Pakistan was one of five nations most affected by events related to climate change in 2014. We are indeed in an awful situation. Our policymakers need to take appropriate measures to mitigate these effects. But they seem to slumber on while the sufferings of the people owing to climate change increase day by day.

Generally people here have no idea what climate change is. They think of natural disasters as divine punishment. 

Pakistan has been one of the major victims of natural calamities in the world. According to the Pakistan Economic Survey, more than 3,000 people were killed and $16 billion loss incurred due to the floods of 2010, 2011, and 2012. Bridges were swept away by the water, infrastructure was damaged and people were displaced from their homes and villages. Communication channels were lost with many areas. In 2014, floods in Punjab and AJK destroyed thousands of developmental projects costing the government billions of rupees.

The capricious rain patterns and freakish weather are also harming our agriculture. Farmers are mostly ambivalent about which crop to grow in order to avoid high losses. Earthquakes have become a norm in most parts of the country. More than 1,200 people lost their lives on account of the heatwave in Karachi last year. Flash floods in Chitral and drought in Thar cost us many more lives. With each passing year our glaciers are shrinking at a faster rate, making the flow of rivers more unpredictable downstream.

Pakistan’s miseries due to climate change surpass its contribution towards global emission of greenhouse gases. But this doesn’t mean we point a finger at others for our losses. Pakistan should draw advantage from the Green Climate Fund, created by the United Nations Convention on Climate Change (UNFCCC) in 2010 for reducing emission of greenhouse gases in developing countries and helping them set up climate-resilient projects.

We also need to evoke the spirit of self-help. If the indigenous production of greenhouse gases in Pakistan is reduced that can help reduce our afflictions to some extent. But instead of turning to renewable energy resources like sunlight, wind, geothermal heat etc the government has expedited work on coal power projects and nuclear power plants.
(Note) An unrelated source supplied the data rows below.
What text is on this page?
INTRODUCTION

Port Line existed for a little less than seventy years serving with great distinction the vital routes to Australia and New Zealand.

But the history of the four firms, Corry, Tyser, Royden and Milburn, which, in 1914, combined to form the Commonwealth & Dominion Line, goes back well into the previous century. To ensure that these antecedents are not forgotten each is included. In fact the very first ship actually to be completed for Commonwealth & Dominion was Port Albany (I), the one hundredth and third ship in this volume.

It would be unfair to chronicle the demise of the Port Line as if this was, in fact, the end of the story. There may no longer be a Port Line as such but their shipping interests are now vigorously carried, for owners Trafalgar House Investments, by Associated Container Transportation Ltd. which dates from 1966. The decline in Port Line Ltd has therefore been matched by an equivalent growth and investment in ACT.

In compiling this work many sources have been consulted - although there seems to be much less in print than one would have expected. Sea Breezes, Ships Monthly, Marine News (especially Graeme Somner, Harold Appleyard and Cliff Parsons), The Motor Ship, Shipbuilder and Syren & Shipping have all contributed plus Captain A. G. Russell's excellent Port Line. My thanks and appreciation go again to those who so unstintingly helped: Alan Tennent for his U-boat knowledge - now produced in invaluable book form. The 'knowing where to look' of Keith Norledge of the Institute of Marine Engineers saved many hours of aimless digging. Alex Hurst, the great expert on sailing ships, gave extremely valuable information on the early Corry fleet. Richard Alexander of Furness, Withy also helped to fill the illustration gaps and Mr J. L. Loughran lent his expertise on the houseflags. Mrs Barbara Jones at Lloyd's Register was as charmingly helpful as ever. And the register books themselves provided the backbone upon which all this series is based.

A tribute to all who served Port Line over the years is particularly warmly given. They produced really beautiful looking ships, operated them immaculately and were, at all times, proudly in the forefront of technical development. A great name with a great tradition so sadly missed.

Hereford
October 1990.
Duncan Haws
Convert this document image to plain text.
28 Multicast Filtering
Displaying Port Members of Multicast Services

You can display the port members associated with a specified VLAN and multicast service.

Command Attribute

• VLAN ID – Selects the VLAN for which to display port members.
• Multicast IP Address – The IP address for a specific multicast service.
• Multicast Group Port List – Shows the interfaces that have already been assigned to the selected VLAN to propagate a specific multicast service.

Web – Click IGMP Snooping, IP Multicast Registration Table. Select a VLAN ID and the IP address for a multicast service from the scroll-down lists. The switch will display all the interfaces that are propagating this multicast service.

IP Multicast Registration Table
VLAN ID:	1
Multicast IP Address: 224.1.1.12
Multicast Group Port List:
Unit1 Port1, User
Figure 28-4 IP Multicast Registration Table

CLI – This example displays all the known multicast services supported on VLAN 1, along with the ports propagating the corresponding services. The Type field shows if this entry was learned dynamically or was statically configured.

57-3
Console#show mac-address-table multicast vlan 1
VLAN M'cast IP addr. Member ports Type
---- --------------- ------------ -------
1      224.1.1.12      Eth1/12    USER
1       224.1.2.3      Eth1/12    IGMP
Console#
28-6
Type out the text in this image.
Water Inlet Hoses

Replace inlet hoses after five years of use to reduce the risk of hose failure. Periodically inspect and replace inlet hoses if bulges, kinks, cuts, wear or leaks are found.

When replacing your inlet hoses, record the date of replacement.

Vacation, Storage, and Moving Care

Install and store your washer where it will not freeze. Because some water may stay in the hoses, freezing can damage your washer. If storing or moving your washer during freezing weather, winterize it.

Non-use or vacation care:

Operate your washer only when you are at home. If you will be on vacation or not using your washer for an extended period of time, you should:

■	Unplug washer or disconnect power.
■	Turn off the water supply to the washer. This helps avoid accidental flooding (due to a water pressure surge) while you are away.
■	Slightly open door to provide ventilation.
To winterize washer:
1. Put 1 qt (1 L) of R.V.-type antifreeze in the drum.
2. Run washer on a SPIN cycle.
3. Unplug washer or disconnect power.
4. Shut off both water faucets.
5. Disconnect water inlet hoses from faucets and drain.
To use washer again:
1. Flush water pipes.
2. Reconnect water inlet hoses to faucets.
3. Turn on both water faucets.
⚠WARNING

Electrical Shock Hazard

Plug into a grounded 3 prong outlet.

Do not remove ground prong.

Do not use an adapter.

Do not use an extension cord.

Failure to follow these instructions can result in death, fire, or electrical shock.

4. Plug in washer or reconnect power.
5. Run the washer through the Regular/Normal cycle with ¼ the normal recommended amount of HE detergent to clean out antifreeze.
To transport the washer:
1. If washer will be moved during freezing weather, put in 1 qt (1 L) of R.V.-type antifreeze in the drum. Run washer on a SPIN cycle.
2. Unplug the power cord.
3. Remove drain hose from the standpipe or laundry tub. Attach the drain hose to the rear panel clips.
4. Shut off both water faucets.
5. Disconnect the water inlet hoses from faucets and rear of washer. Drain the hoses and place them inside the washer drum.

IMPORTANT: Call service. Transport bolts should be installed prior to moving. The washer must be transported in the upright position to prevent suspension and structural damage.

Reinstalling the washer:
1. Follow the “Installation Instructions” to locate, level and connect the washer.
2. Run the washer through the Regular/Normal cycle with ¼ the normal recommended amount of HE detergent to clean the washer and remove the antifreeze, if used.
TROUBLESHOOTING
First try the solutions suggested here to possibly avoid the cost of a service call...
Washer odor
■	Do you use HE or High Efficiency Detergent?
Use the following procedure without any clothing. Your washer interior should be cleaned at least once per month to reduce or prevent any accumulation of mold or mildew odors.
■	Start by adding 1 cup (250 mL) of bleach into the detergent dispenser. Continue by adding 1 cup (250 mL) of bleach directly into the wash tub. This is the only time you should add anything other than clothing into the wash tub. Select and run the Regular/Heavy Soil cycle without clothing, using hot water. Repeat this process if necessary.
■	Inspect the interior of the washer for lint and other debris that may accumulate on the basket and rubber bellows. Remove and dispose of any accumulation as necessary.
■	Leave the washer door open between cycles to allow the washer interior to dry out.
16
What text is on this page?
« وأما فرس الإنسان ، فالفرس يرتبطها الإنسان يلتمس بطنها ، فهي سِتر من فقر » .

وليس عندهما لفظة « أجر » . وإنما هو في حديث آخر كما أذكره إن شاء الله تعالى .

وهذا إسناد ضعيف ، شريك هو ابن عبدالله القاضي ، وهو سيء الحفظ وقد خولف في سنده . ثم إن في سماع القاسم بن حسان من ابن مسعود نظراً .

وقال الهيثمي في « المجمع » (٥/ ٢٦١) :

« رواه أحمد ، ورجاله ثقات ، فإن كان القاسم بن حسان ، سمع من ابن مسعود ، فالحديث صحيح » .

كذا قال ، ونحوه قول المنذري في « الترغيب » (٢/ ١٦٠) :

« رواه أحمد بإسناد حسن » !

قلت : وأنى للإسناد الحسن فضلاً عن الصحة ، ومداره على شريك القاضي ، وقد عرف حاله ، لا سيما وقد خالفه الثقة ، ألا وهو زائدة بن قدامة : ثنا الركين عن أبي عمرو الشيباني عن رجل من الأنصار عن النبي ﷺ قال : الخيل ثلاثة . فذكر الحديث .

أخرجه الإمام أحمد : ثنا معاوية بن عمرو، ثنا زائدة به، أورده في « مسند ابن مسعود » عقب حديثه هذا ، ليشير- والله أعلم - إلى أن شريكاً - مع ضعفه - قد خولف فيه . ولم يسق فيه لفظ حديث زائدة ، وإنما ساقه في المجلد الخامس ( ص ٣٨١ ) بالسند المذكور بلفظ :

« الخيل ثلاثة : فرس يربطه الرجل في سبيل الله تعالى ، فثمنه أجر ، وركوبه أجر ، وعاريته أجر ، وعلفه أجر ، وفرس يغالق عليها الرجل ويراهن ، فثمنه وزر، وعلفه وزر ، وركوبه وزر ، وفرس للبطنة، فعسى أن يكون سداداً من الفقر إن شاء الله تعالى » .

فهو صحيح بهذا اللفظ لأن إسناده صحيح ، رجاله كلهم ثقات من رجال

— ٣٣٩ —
The Thar power plant, Arifwala power station, Jhang (RLNG based) power project, Balloki power plant, Chasnupp (I, II, III), Kanupp (I, II, III) are some examples from the list of power projects which are eco-unfriendly. Pakistan has the potential to generate 90,000MW of electricity from wind energy and sunlight and more than 60,000MW from hydro energy. Being exposed to climate change related calamities we should have turned our focus to such environment-friendly resources of energy to meet our growing demand. But, unfortunately, that isn’t happening.

Taking eco-friendly initiatives is also very necessary. In this regard, projects like the billion tree tsunami in the entire country will help a lot.  Campaigns like ‘Save the forests’ should be launched. Planting trees on both sides of the roads and thoroughfares will add thousands of more plants to the existing ones. As a result, more carbon dioxide will be consumed and higher production of oxygen will take place.

Facilities like the metro-bus service and mass transit trains in major cities of the country will promote use of public transport. That way the use of private vehicles will be reduced which is good for both financial and environmental reasons. Why not also promote cycling that is both a healthy exercise and a means of transport? Barring transport services in some cities, the government has done very little in the above areas – and very little is on the cards.

Indifference towards climate change adds to many other areas where we are failing our coming generations. The extent to which the adopted national climate change policy has been implemented is appalling. Very little has been done to address the climate change challenges as per the facts on the ground. Although climate change has been included in the ‘budget in brief’ now, according to the UNDP’s Climate Public Expenditure and Institutional Review 2015, the climate change budget was underutilised in Pakistan.

It’s heartening that our government took up a national climate change policy four years ago but now it needs to be implemented in full letter and spirit with an appropriate part of budget earmarked.